Все же до самой своей смерти Уэллс относился к России лучше, чем многие из его соотечественников. Он был другом Горького; сам очень смелый человек, он восхищался мужеством русских. И русские не забыли его. Под непривычным для нас именем Герберта Уэллса[25]его и сегодня в Советском Союзе широко читают и издают многочисленными изданиями.
Уэллс прошел через испытания более тягостные, чем это выпало на долю Диккенса, Шоу{189} или любого другого писателя, родившегося в девятнадцатом столетии. Он сумел быстро, по крайней мере внешне, стряхнуть с себя невзгоды своего детства, но ему пришлось перенести тяжелую болезнь, угрожавшую смертью, и бедность, которая отнюдь не помогала справиться с болезнью. А когда он все‑таки ухитрился выжить, на его долю выпали потрясения, которые приносила ему чрезмерно пылкая натура.
Прежде всего Уэллс стремился получить образование. Надо представить себе, как сложно это было в конце прошлого столетия. В Оксфорде{190}, Кембридже и в возникавших «краснокирпичных университетах»{191} существовали стипендии, но в большинстве школ о них и не слышали.

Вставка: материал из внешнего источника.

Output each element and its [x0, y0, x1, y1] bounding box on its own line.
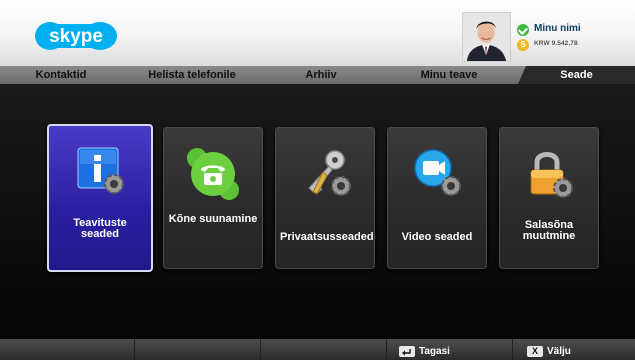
tile-notification-settings[interactable]: Teavituste seaded	[47, 124, 153, 272]
tab-call-phone[interactable]: Helista telefonile	[122, 66, 262, 84]
avatar[interactable]	[462, 12, 511, 62]
bottom-segment	[260, 339, 387, 360]
skype-credit-icon: S	[517, 39, 529, 51]
bottom-segment	[134, 339, 261, 360]
tab-history[interactable]: Arhiiv	[262, 66, 380, 84]
back-label: Tagasi	[419, 345, 450, 357]
tile-video-settings[interactable]: Video seaded	[387, 127, 487, 269]
skype-logo: skype	[35, 22, 117, 50]
exit-label: Välju	[547, 345, 571, 357]
return-arrow-icon	[402, 348, 411, 355]
credit-balance: KRW 9.542,78	[534, 40, 578, 47]
exit-button[interactable]: X Välju	[527, 344, 571, 358]
bottom-segment	[0, 339, 135, 360]
tab-my-info[interactable]: Minu teave	[380, 66, 518, 84]
keys-icon	[308, 150, 351, 196]
tile-label: Privaatsusseaded	[280, 231, 374, 243]
bottom-bar: Tagasi X Välju	[0, 339, 635, 360]
tile-label: Kõne suunamine	[168, 213, 258, 225]
tile-label: Video seaded	[401, 231, 473, 243]
tile-privacy-settings[interactable]: Privaatsusseaded	[275, 127, 375, 269]
padlock-icon	[530, 152, 573, 198]
tile-change-password[interactable]: Salasõna muutmine	[499, 127, 599, 269]
tab-settings[interactable]: Seade	[518, 66, 635, 84]
online-status-icon	[517, 24, 529, 36]
back-key-icon	[399, 345, 415, 357]
video-camera-icon	[414, 149, 461, 196]
skype-tv-app: skype Minu nimi S KRW 9.542,78 Kontaktid…	[0, 0, 635, 360]
settings-panel: Teavituste seaded Kõne suunamine Privaat…	[0, 84, 635, 339]
tile-label: Salasõna muutmine	[522, 219, 576, 242]
tile-call-forwarding[interactable]: Kõne suunamine	[163, 127, 263, 269]
tab-bar: Kontaktid Helista telefonile Arhiiv Minu…	[0, 66, 635, 84]
back-button[interactable]: Tagasi	[399, 344, 450, 358]
user-name: Minu nimi	[534, 23, 581, 34]
user-info: Minu nimi S KRW 9.542,78	[514, 18, 635, 62]
header-bar: skype Minu nimi S KRW 9.542,78	[0, 0, 635, 66]
logo-text: skype	[49, 26, 103, 47]
exit-key-icon: X	[527, 345, 543, 357]
user-photo	[463, 13, 510, 61]
notification-info-icon	[77, 147, 124, 194]
tab-contacts[interactable]: Kontaktid	[0, 66, 122, 84]
phone-icon	[187, 148, 239, 200]
tile-label: Teavituste seaded	[73, 217, 127, 240]
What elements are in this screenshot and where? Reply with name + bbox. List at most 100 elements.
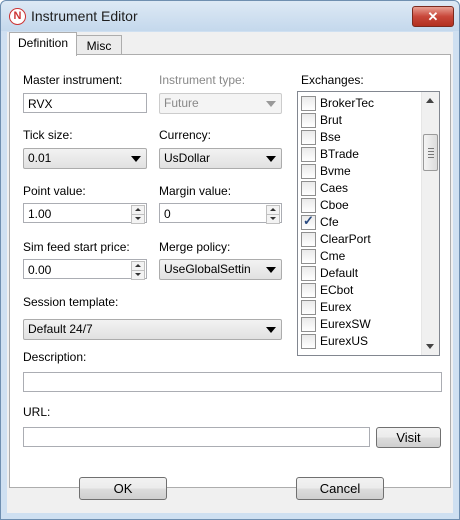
- tab-misc[interactable]: Misc: [76, 35, 122, 56]
- cancel-button[interactable]: Cancel: [296, 477, 384, 500]
- url-label: URL:: [23, 405, 51, 419]
- close-button[interactable]: ✕: [412, 6, 454, 27]
- currency-select[interactable]: UsDollar: [159, 148, 282, 169]
- exchange-item-brokertec[interactable]: BrokerTec: [301, 95, 421, 112]
- grip-line: [428, 148, 434, 149]
- exchange-item-eurex[interactable]: Eurex: [301, 299, 421, 316]
- sim-feed-start-price-text: 0.00: [28, 263, 52, 277]
- exchange-label: BTrade: [320, 147, 359, 161]
- checkbox[interactable]: [301, 130, 316, 145]
- instrument-type-value: Future: [164, 96, 199, 110]
- exchange-item-bvme[interactable]: Bvme: [301, 163, 421, 180]
- checkbox[interactable]: [301, 317, 316, 332]
- grip-line: [428, 157, 434, 158]
- session-template-label: Session template:: [23, 295, 119, 309]
- checkbox[interactable]: [301, 283, 316, 298]
- exchange-label: Cboe: [320, 198, 349, 212]
- exchange-label: Brut: [320, 113, 343, 127]
- exchange-label: Eurex: [320, 300, 352, 314]
- exchanges-scrollbar[interactable]: [421, 92, 439, 355]
- exchange-item-ecbot[interactable]: ECbot: [301, 282, 421, 299]
- scroll-up-icon[interactable]: [426, 98, 434, 103]
- checkbox[interactable]: [301, 334, 316, 349]
- merge-policy-label: Merge policy:: [159, 240, 231, 254]
- checkbox[interactable]: [301, 113, 316, 128]
- spin-down-icon[interactable]: [131, 214, 145, 224]
- merge-policy-value: UseGlobalSettin: [164, 262, 251, 276]
- margin-value-label: Margin value:: [159, 184, 232, 198]
- point-value-input[interactable]: 1.00: [23, 203, 147, 224]
- tick-size-label: Tick size:: [23, 128, 73, 142]
- scroll-thumb[interactable]: [423, 134, 438, 171]
- grip-line: [428, 154, 434, 155]
- exchange-item-cboe[interactable]: Cboe: [301, 197, 421, 214]
- checkbox[interactable]: [301, 96, 316, 111]
- exchange-label: Bvme: [320, 164, 351, 178]
- checkbox[interactable]: [301, 249, 316, 264]
- exchange-item-eurexus[interactable]: EurexUS: [301, 333, 421, 350]
- instrument-type-select: Future: [159, 93, 282, 114]
- chevron-down-icon: [266, 101, 276, 107]
- checkbox[interactable]: [301, 300, 316, 315]
- master-instrument-input[interactable]: RVX: [23, 93, 147, 113]
- instrument-type-label: Instrument type:: [159, 73, 246, 87]
- title-bar[interactable]: N Instrument Editor ✕: [1, 1, 459, 31]
- currency-value: UsDollar: [164, 151, 211, 165]
- exchange-item-eurexsw[interactable]: EurexSW: [301, 316, 421, 333]
- exchange-label: ClearPort: [320, 232, 371, 246]
- checkbox[interactable]: [301, 232, 316, 247]
- exchanges-label: Exchanges:: [301, 73, 364, 87]
- exchange-label: Default: [320, 266, 359, 280]
- exchange-label: Bse: [320, 130, 341, 144]
- exchange-item-caes[interactable]: Caes: [301, 180, 421, 197]
- session-template-value: Default 24/7: [28, 322, 93, 336]
- exchange-item-brut[interactable]: Brut: [301, 112, 421, 129]
- master-instrument-label: Master instrument:: [23, 73, 123, 87]
- spin-down-icon[interactable]: [131, 270, 145, 280]
- dialog-client-area: Definition Misc Master instrument: RVX I…: [7, 32, 453, 513]
- exchange-label: Caes: [320, 181, 349, 195]
- chevron-down-icon: [266, 327, 276, 333]
- margin-value-spinner[interactable]: [266, 204, 280, 224]
- sim-feed-start-price-input[interactable]: 0.00: [23, 259, 147, 280]
- exchange-item-clearport[interactable]: ClearPort: [301, 231, 421, 248]
- exchanges-list[interactable]: BrokerTec Brut Bse BTrade Bvme Caes Cboe…: [297, 91, 440, 356]
- checkbox[interactable]: [301, 266, 316, 281]
- exchange-label: EurexUS: [320, 334, 369, 348]
- tick-size-select[interactable]: 0.01: [23, 148, 147, 169]
- checkbox[interactable]: [301, 164, 316, 179]
- checkbox-checked[interactable]: ✓: [301, 213, 316, 230]
- checkbox[interactable]: [301, 198, 316, 213]
- exchange-item-cfe[interactable]: ✓ Cfe: [301, 213, 421, 231]
- exchange-label: Cme: [320, 249, 346, 263]
- merge-policy-select[interactable]: UseGlobalSettin: [159, 259, 282, 280]
- app-logo-icon: N: [9, 8, 26, 25]
- spin-down-icon[interactable]: [266, 214, 280, 224]
- point-value-text: 1.00: [28, 207, 52, 221]
- checkbox[interactable]: [301, 147, 316, 162]
- ok-button[interactable]: OK: [79, 477, 167, 500]
- checkmark-icon: ✓: [303, 213, 314, 228]
- checkbox[interactable]: [301, 181, 316, 196]
- scroll-down-icon[interactable]: [426, 344, 434, 349]
- definition-tab-panel: Master instrument: RVX Instrument type: …: [9, 54, 451, 488]
- margin-value-input[interactable]: 0: [159, 203, 282, 224]
- currency-label: Currency:: [159, 128, 212, 142]
- exchange-item-default[interactable]: Default: [301, 265, 421, 282]
- tab-definition[interactable]: Definition: [9, 32, 77, 56]
- url-input[interactable]: [23, 427, 370, 447]
- exchange-label: BrokerTec: [320, 96, 375, 110]
- exchange-item-cme[interactable]: Cme: [301, 248, 421, 265]
- visit-button[interactable]: Visit: [376, 427, 441, 448]
- grip-line: [428, 151, 434, 152]
- description-input[interactable]: [23, 372, 442, 392]
- session-template-select[interactable]: Default 24/7: [23, 319, 282, 340]
- instrument-editor-window: N Instrument Editor ✕ Definition Misc Ma…: [0, 0, 460, 520]
- exchange-item-btrade[interactable]: BTrade: [301, 146, 421, 163]
- exchange-label: Cfe: [320, 215, 339, 229]
- exchange-item-bse[interactable]: Bse: [301, 129, 421, 146]
- chevron-down-icon: [266, 267, 276, 273]
- point-value-spinner[interactable]: [131, 204, 145, 224]
- point-value-label: Point value:: [23, 184, 86, 198]
- sim-feed-spinner[interactable]: [131, 260, 145, 280]
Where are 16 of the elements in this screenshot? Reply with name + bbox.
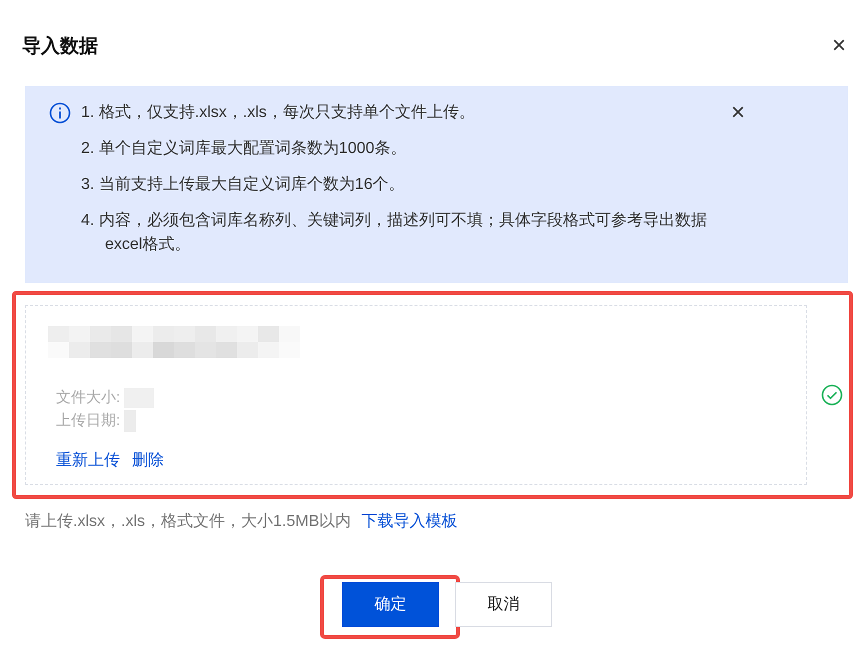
confirm-button[interactable]: 确定: [342, 582, 439, 627]
upload-date-label: 上传日期:: [56, 411, 120, 431]
file-size-label: 文件大小:: [56, 388, 120, 408]
dialog-title: 导入数据: [22, 34, 98, 59]
hint-text: 请上传.xlsx，.xls，格式文件，大小1.5MB以内: [25, 512, 352, 532]
close-button[interactable]: ×: [731, 101, 746, 125]
cancel-button[interactable]: 取消: [455, 582, 552, 627]
notice-text: 2. 单个自定义词库最大配置词条数为1000条。: [81, 138, 408, 159]
info-icon: [49, 102, 71, 124]
notice-text: 4. 内容，必须包含词库名称列、关键词列，描述列可不填；具体字段格式可参考导出数据excel格式。: [81, 210, 708, 255]
action-link[interactable]: 重新上传: [56, 450, 120, 471]
download-template-link[interactable]: 下载导入模板: [361, 511, 458, 532]
notice-text: 3. 当前支持上传最大自定义词库个数为16个。: [81, 174, 406, 195]
notice-text: 1. 格式，仅支持.xlsx，.xls，每次只支持单个文件上传。: [81, 102, 476, 123]
action-link[interactable]: 删除: [132, 450, 164, 471]
close-button[interactable]: ×: [832, 34, 846, 58]
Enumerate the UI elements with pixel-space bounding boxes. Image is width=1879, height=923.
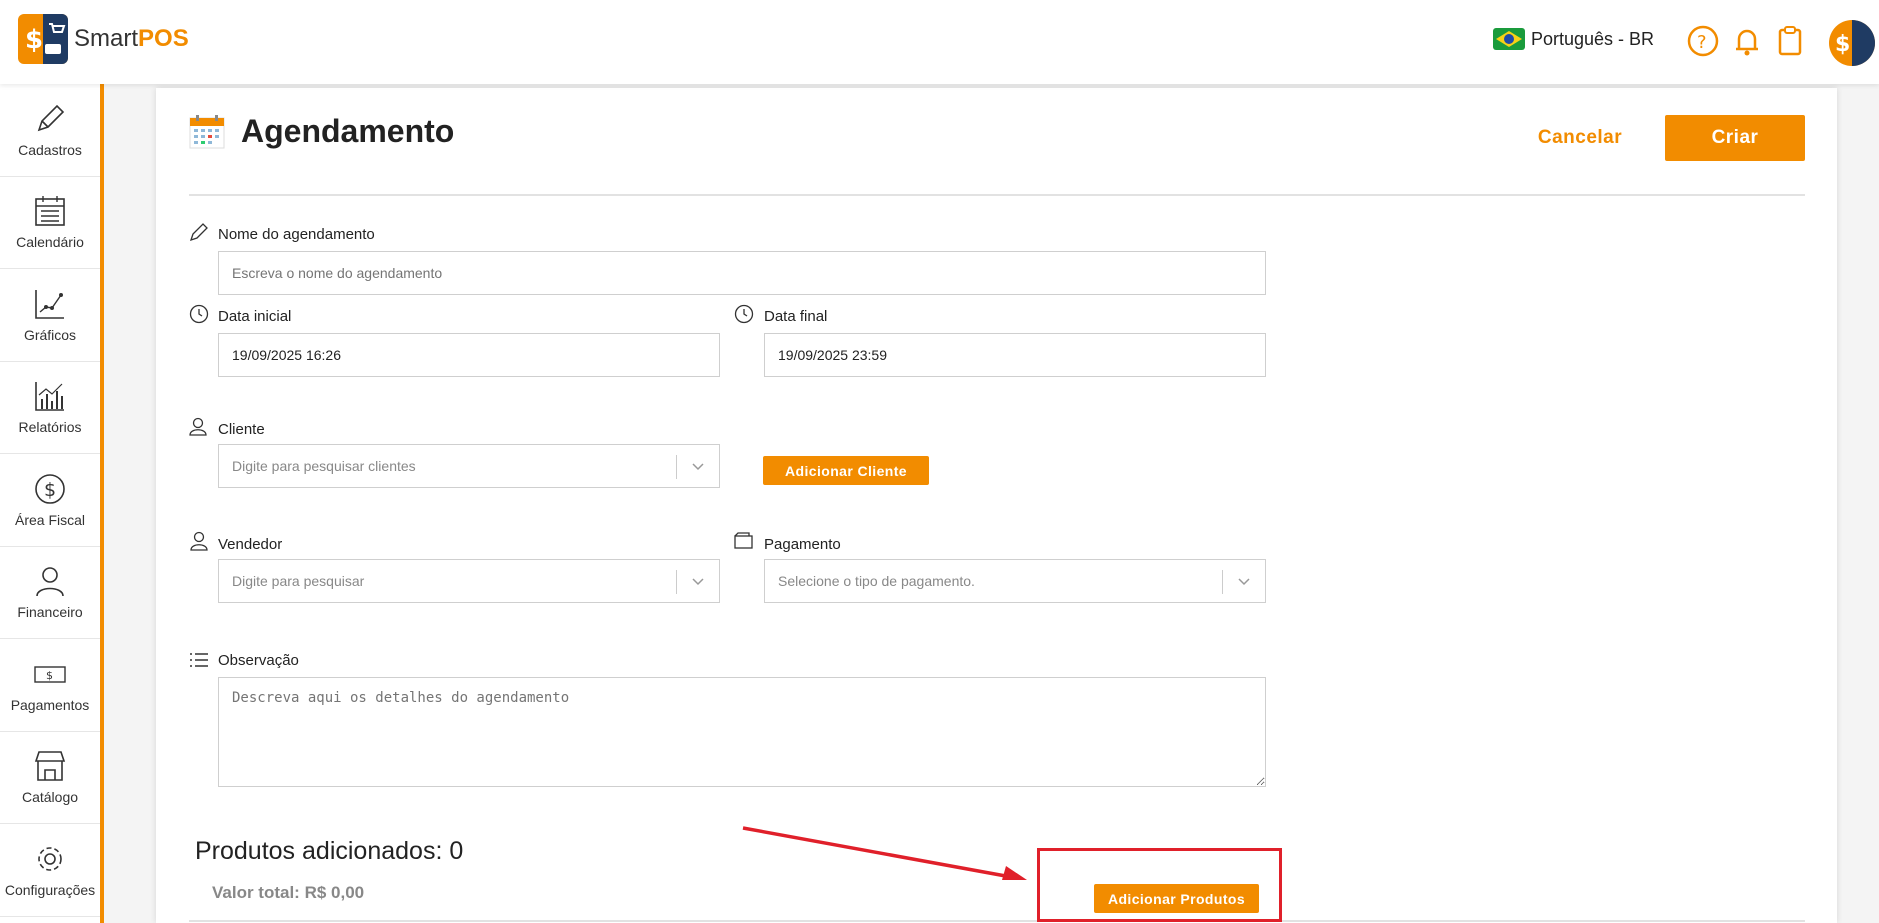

Мальчик, находившийся в положении Уэллса, почти ничего не знал об их существовании. (Так было и в мое время, сорок лет спустя. Я окончил среднюю классическую школу{192}, которая за всю свою долгую историю ни разу не прославилась тем, что выдвинула кандидата на получение стипендии.)
О мальчиках, подобных Уэллсу, иногда узнают случайно, а иногда они сами заявляют о себе, но их талант остается нераскрытым, если не позаботиться о нем.
Уэллсу дважды повезло. В годы его торгового ученичества на него обратил внимание директор местной школы, который имел некоторое представление о науке, и обнаружил, что мальчик сможет сдать почти любой экзамен. Он давал ему книги – они не отвечали современным требованиям, но, как говаривал Харди, книга, которая будит воображение умного ребенка, не может быть совсем плохой – и помог ему стать тем Уэллсом, которого мы знаем. Директор школы сумел извлечь из этого пользу для себя, вполне заслуженную, хотя и несколько странным путем. Дело в том, что при педагогическом факультете были учреждены тогда вечерние классы, и преподавателю этих классов (в данном случае упомянутому директору школы) выплачивалось существенное – по масштабам восьмидесятых годов прошлого века – вознаграждение за студентов, которые успешно сдавали экзамены. Таким образом, благодаря способностям Уэллса директор смог получить весьма приятное прибавление к своему заработку. А сто питомцу педагогический факультет назначил пособие в размере одной гинеи в неделю для продолжения образования в Южном Кенсингтоне{193}.